The timeline does not have when work started on D 2.0 and when the first release was or what have you.
December 04, 2018
On 2018-12-02 16:21, Jonathan M Davis wrote:

> Tango was eventually ported to D2, but it hasn't been maintained. I tried to
> compile it to benchmark its XML parser against dxml when preparing my dconf
> talk this year, and Tango wouldn't compile anymore.

The latest tested version of DMD which compiles Tango is supposed to be 2.068.

-- 
/Jacob Carlborg
December 04, 2018
On Tuesday, 4 December 2018 at 19:04:35 UTC, jmh530 wrote:
> The timeline does not have when work started on D 2.0 and when the first release was or what have you.

D 2.0 started in 1999.

The truth is D has just been constantly evolving from the beginning. All D1 is was an arbitrary snapshot on the path, which briefly branched off with just bug fixes (of course, one user's bug fix is another user's breaking change).

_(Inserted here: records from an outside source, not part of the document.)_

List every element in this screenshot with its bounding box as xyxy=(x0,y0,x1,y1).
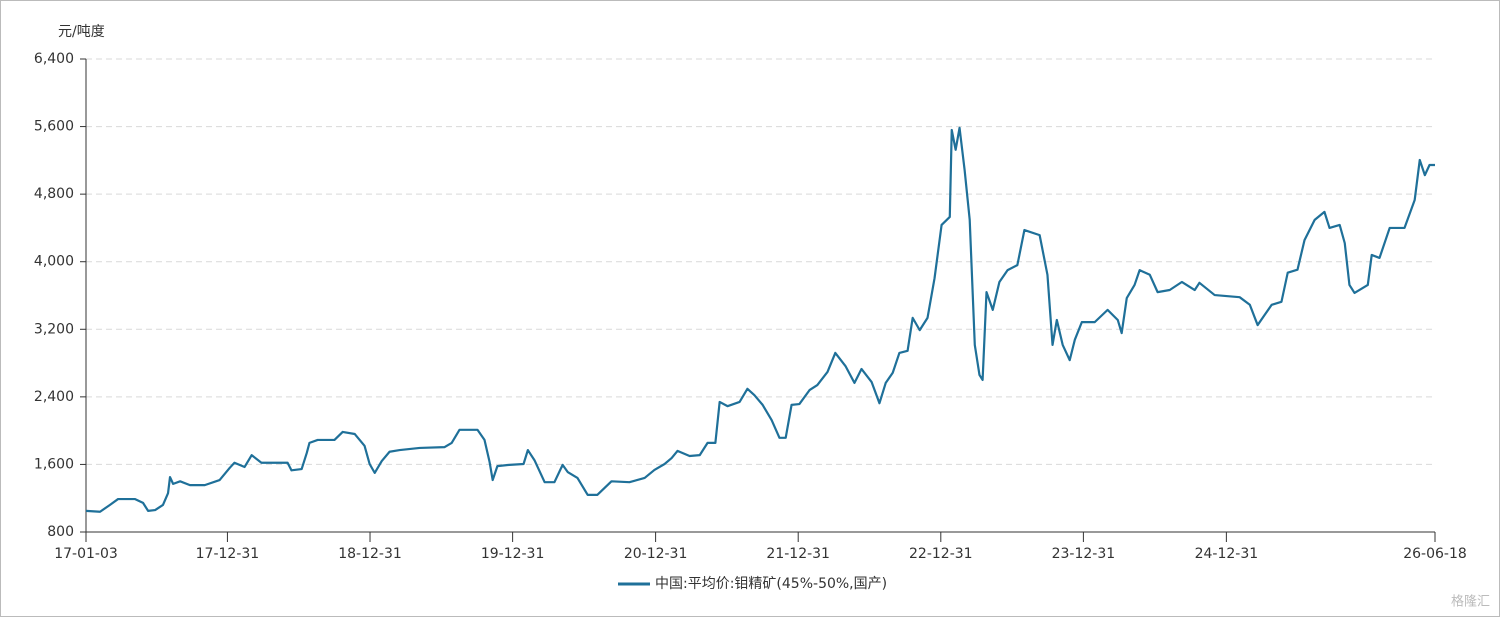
x-tick-label: 18-12-31 xyxy=(338,546,402,562)
y-tick-label: 6,400 xyxy=(34,51,74,67)
y-tick-label: 5,600 xyxy=(34,119,74,135)
line xyxy=(85,126,1435,513)
watermark: 格隆汇 xyxy=(1451,594,1490,610)
x-tick-label: 26-06-18 xyxy=(1403,546,1467,562)
x-tick-label: 17-01-03 xyxy=(54,546,118,562)
legend-label: 中国:平均价:钼精矿(45%-50%,国产) xyxy=(655,576,887,592)
x-tick-label: 23-12-31 xyxy=(1052,546,1116,562)
x-tick-label: 24-12-31 xyxy=(1195,546,1259,562)
x-tick-label: 21-12-31 xyxy=(766,546,830,562)
y-tick-label: 800 xyxy=(47,524,74,540)
y-tick-label: 2,400 xyxy=(34,389,74,405)
x-tick-label: 19-12-31 xyxy=(481,546,545,562)
y-tick-label: 3,200 xyxy=(34,321,74,337)
y-tick-label: 4,000 xyxy=(34,254,74,270)
y-axis-label: 元/吨度 xyxy=(58,24,105,40)
y-tick-label: 1,600 xyxy=(34,456,74,472)
x-tick-label: 17-12-31 xyxy=(196,546,260,562)
x-tick-label: 22-12-31 xyxy=(909,546,973,562)
x-tick-label: 20-12-31 xyxy=(624,546,688,562)
y-tick-label: 4,800 xyxy=(34,186,74,202)
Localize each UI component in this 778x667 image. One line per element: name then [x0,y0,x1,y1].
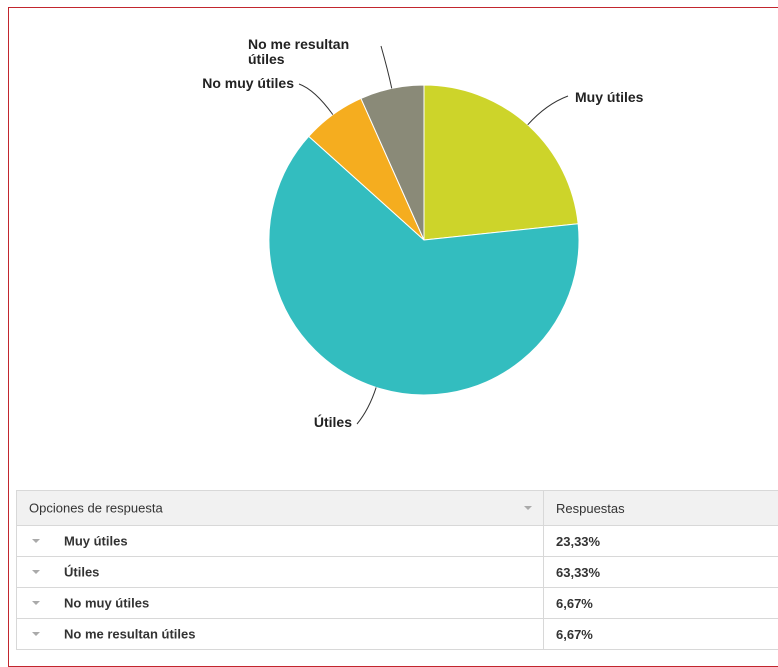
option-text: Muy útiles [64,534,128,549]
option-text: No muy útiles [64,596,149,611]
sort-caret[interactable] [524,506,532,510]
option-text: Útiles [64,565,99,580]
header-cell: Opciones de respuesta [17,491,544,526]
option-cell: No me resultan útiles [17,619,544,650]
row-caret[interactable] [32,570,40,574]
response-text: 6,67% [544,627,593,642]
response-cell: 6,67% [544,588,778,619]
row-caret[interactable] [32,539,40,543]
response-cell: 23,33% [544,526,778,557]
response-table: Opciones de respuesta Respuestas Muy úti… [16,490,778,650]
header-text: Opciones de respuesta [29,501,163,516]
option-text: No me resultan útiles [64,627,195,642]
header-text: Respuestas [544,501,625,516]
leader-line [381,46,392,88]
leader-line [528,96,568,125]
slice-label: Útiles [314,415,352,430]
option-cell: Útiles [17,557,544,588]
leader-line [357,387,376,424]
slice-label: No me resultan útiles [248,37,360,67]
option-cell: No muy útiles [17,588,544,619]
option-cell: Muy útiles [17,526,544,557]
response-text: 63,33% [544,565,600,580]
row-caret[interactable] [32,601,40,605]
response-text: 23,33% [544,534,600,549]
response-text: 6,67% [544,596,593,611]
header-cell: Respuestas [544,491,778,526]
response-cell: 6,67% [544,619,778,650]
table-header: Opciones de respuesta Respuestas [17,491,778,526]
pie-slice [424,85,578,240]
slice-label: No muy útiles [202,76,294,91]
pie-chart [0,0,778,480]
table-row: Útiles 63,33% [17,557,778,588]
slice-label: Muy útiles [575,90,643,105]
table-row: No muy útiles 6,67% [17,588,778,619]
table-row: Muy útiles 23,33% [17,526,778,557]
table-row: No me resultan útiles 6,67% [17,619,778,650]
response-cell: 63,33% [544,557,778,588]
row-caret[interactable] [32,632,40,636]
leader-line [299,84,333,115]
page: Muy útiles Útiles No muy útiles No me resul… [0,0,778,647]
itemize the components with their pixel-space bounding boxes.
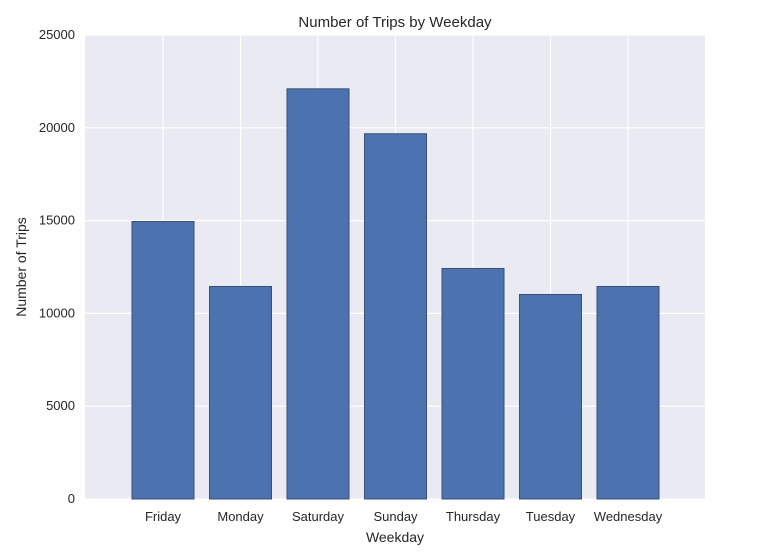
x-tick-label-monday: Monday [217, 509, 264, 524]
y-tick-labels: 0 5000 10000 15000 20000 25000 [39, 27, 75, 506]
x-tick-label-sunday: Sunday [373, 509, 418, 524]
bar-thursday [441, 267, 505, 500]
x-tick-label-tuesday: Tuesday [526, 509, 576, 524]
bar-tuesday [519, 293, 582, 500]
y-tick-label: 15000 [39, 213, 75, 228]
x-tick-label-saturday: Saturday [292, 509, 345, 524]
x-tick-label-thursday: Thursday [446, 509, 501, 524]
chart-title: Number of Trips by Weekday [298, 14, 492, 31]
bar-friday [131, 221, 195, 500]
x-tick-label-wednesday: Wednesday [594, 509, 663, 524]
y-tick-label: 20000 [39, 120, 75, 135]
x-axis-label: Weekday [366, 529, 424, 545]
bar-monday [209, 285, 272, 500]
bar-sunday [364, 133, 427, 500]
bar-wednesday [596, 285, 660, 500]
y-tick-label: 25000 [39, 27, 75, 42]
y-tick-label: 0 [68, 491, 75, 506]
bars [131, 88, 660, 500]
y-tick-label: 5000 [46, 398, 75, 413]
x-tick-label-friday: Friday [145, 509, 182, 524]
y-axis-label: Number of Trips [13, 217, 29, 317]
bar-saturday [286, 88, 350, 500]
x-tick-labels: Friday Monday Saturday Sunday Thursday Tuesda… [145, 509, 663, 524]
y-tick-label: 10000 [39, 305, 75, 320]
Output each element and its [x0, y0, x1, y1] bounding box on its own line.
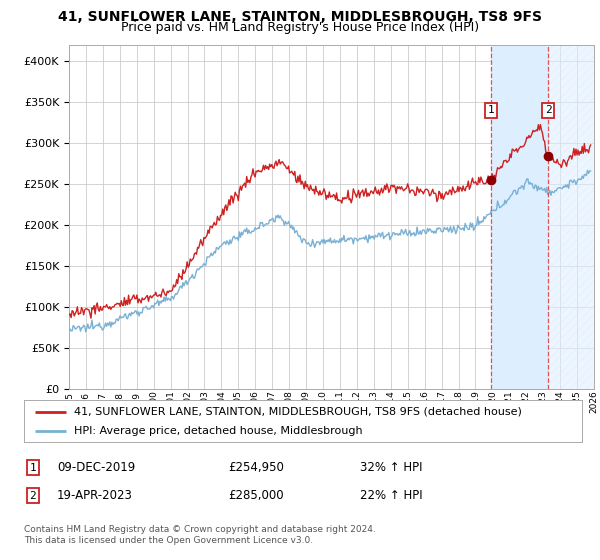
- Text: 2: 2: [29, 491, 37, 501]
- Text: Price paid vs. HM Land Registry's House Price Index (HPI): Price paid vs. HM Land Registry's House …: [121, 21, 479, 34]
- Bar: [491, 45, 548, 389]
- Text: 22% ↑ HPI: 22% ↑ HPI: [360, 489, 422, 502]
- Text: £254,950: £254,950: [228, 461, 284, 474]
- Text: 41, SUNFLOWER LANE, STAINTON, MIDDLESBROUGH, TS8 9FS: 41, SUNFLOWER LANE, STAINTON, MIDDLESBRO…: [58, 10, 542, 24]
- Text: 09-DEC-2019: 09-DEC-2019: [57, 461, 135, 474]
- Text: £285,000: £285,000: [228, 489, 284, 502]
- Text: Contains HM Land Registry data © Crown copyright and database right 2024.
This d: Contains HM Land Registry data © Crown c…: [24, 525, 376, 545]
- Text: HPI: Average price, detached house, Middlesbrough: HPI: Average price, detached house, Midd…: [74, 426, 363, 436]
- Text: 1: 1: [29, 463, 37, 473]
- Text: 41, SUNFLOWER LANE, STAINTON, MIDDLESBROUGH, TS8 9FS (detached house): 41, SUNFLOWER LANE, STAINTON, MIDDLESBRO…: [74, 407, 522, 417]
- Text: 2: 2: [545, 105, 551, 115]
- Text: 19-APR-2023: 19-APR-2023: [57, 489, 133, 502]
- Text: 32% ↑ HPI: 32% ↑ HPI: [360, 461, 422, 474]
- Text: 1: 1: [488, 105, 494, 115]
- Bar: [548, 45, 594, 389]
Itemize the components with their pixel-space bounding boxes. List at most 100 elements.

Then, the D language continued evolving the same has it has the last 8 years, just now that one random snapshot got labeled D1, the ongoing evolution got rebranded D2, since it would sound silly is D 0.xxx was considered newer than 1.0.


The officially labeled 2.0 came out in July 2007, six months after the officially labeled 1.0, but really that is just because of a brief freeze to focus more on bugs than any real "it's done" materializing.
December 04, 2018
On 12/4/18 2:23 PM, Adam D. Ruppe wrote:
> On Tuesday, 4 December 2018 at 19:04:35 UTC, jmh530 wrote:
>> The timeline does not have when work started on D 2.0 and when the first release was or what have you.
> 
> D 2.0 started in 1999.
> 
> The truth is D has just been constantly evolving from the beginning. All D1 is was an arbitrary snapshot on the path, which briefly branched off with just bug fixes (of course, one user's bug fix is another user's breaking change).
> 
> Then, the D language continued evolving the same has it has the last 8 years, just now that one random snapshot got labeled D1, the ongoing evolution got rebranded D2, since it would sound silly is D 0.xxx was considered newer than 1.0.
> 
> 
> The officially labeled 2.0 came out in July 2007, six months after the officially labeled 1.0, but really that is just because of a brief freeze to focus more on bugs than any real "it's done" materializing.

From my memory, I remember the big thing of D 2.0 was immutable/const. Essentially there was no way to shoehorn immutable (then called invariant) and const into the D compiler without breaking everything (and as one who tried to port Tango to D2, I experienced this first-hand), so the fork was made. I'm sure there was a definitive point at which this was decided. Unfortunately, I don't think DMD was even using subversion back then, so the code history may be hard to construct.

-Steve
December 04, 2018
On Tuesday, 4 December 2018 at 19:37:04 UTC, Steven Schveighoffer wrote:
> From my memory, I remember the big thing of D 2.0 was immutable/const.

Well, it is certainly the most definitive change of the era, but if not that, it would have just been something else - D has always been evolving and that wasn't going to actually stop.

D1 wasn't some designed end point that reached completion... it was just a random spot along the path.

> Unfortunately, I don't think DMD was even using subversion back then, so the code history may be hard to construct.

The changelog can help piece it together.